The mine reserves include a massive contiguous block of No. 9 coal in Webster and Henderson counties, Kentucky.

McLean told ILN the initial block, Pratt, was purchased in 2007. The Panama South reserve was later added and the two were joined just recently with the acquisition of the Petersburg reserve in late March.

"Since we completed our public offering in June of 2008, we have increased our reserve base from 43.7 million tons to more than 80Mt of proven and probable coal reserves, including our surface mining assets," company president David Wiley noted.

"In addition to the increase in reserves, we have significantly enhanced the value of Gryphon with [the] acquisition of a strategically located portal site and by the fact that it is one of the largest contiguous blocks of underground coal in Western Kentucky."

With 68.4Mt of recoverable reserves, Gryphon’s Illinois Basin foothold will go on for decades, McLean said.
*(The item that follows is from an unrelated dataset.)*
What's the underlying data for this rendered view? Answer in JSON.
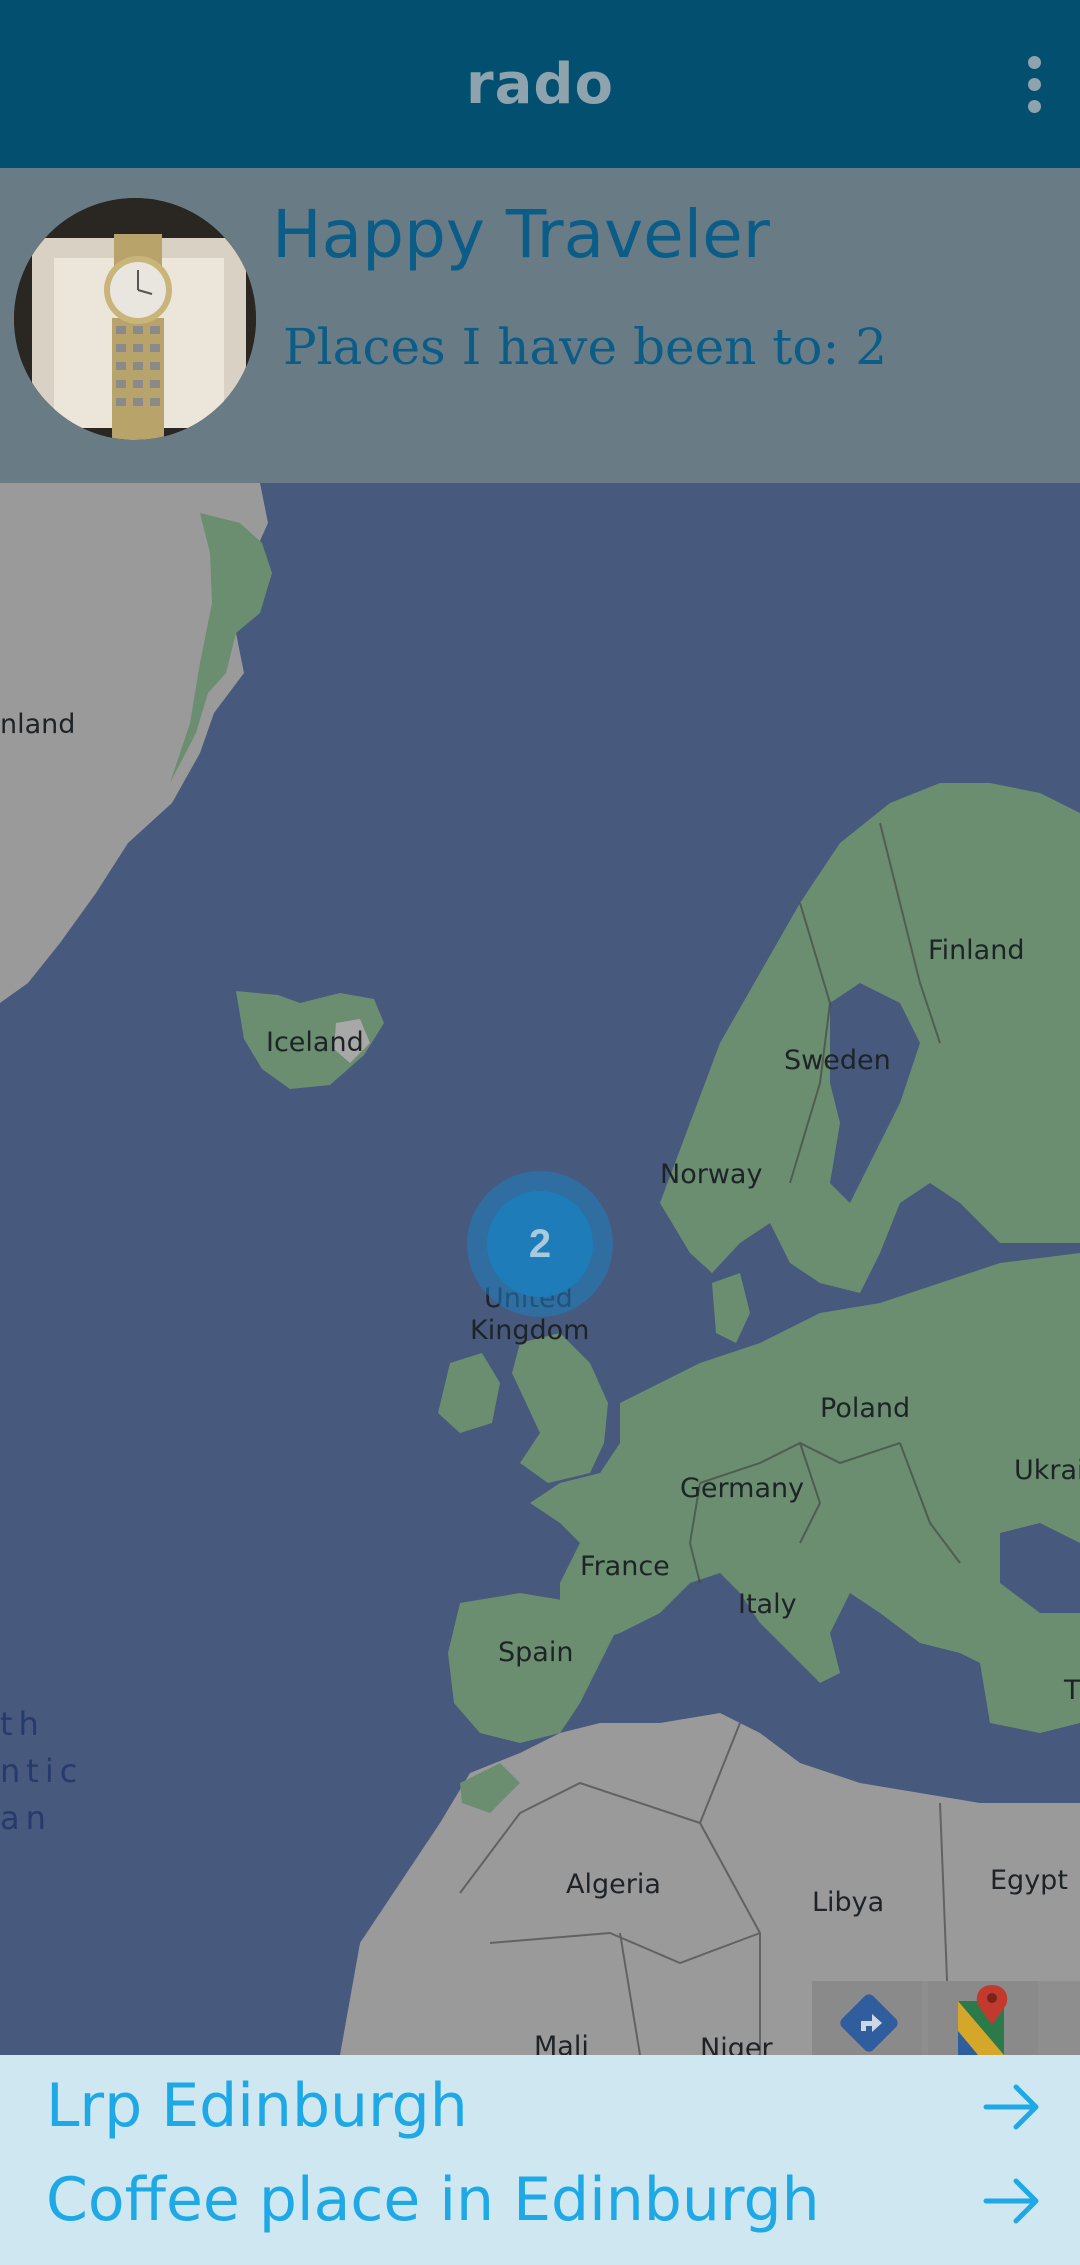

At prime production, the complex is anticipated to extract 3Mt per annum using continuous mining machines running supersections.

Development progress continues, with work on a drilling program nearing completion. In addition, he said, bid packages for construction are being prepared, the portal site’s surface layout is being finalised, a preparation facility contractor is being retained and the company is meeting with equipment producers to determine which will supply the fleet of CMs and other mining machines.

With many of the permits for Gryphon already received, McLean said no delays to the company’s timeline were expected with regards to the remaining approvals.

“We have already received all the required permits for our original portal site,” he said.

“However, through the acquisition of the Petersburg reserve, we gained access to an alternative portal site which is larger than the original, and we believe can sustain higher throughput capacity. We are in the process of permitting that alternative site.”

Phoenix will capitalise on its investment and future capital expenditure by mining the coal in-house, versus bringing in a contractor.

While a mine beginning production in 2011 could allow time for some market rebound, McLean said Phoenix had “no hesitations” about developing Gryphon.

He said there was sufficient demand for the low-chlorine product Gryphon would produce from the No. 9 seam. Many of its regional neighbours had found that higher levels of chlorine were limiting customer base options, since the chemical causes scrubber damage.

In the case of this new complex, McLean added, the company has been in active discussions with utilities and the mine product is ideal for its chlorine-heavy neighbours seeking a blending partner. Phoenix officials declined to identify any current or potential customers or the status of talks.

Additionally, the property has a significant transportation advantage – a readily available portion of CSX rail line that runs through the property, which is currently greenfield.

Once the mine is up and running, its design will permit for a very short trip from the portal to the adjacent preparation plant and rail loop, or less than one mile to water transportation outlets at Green River.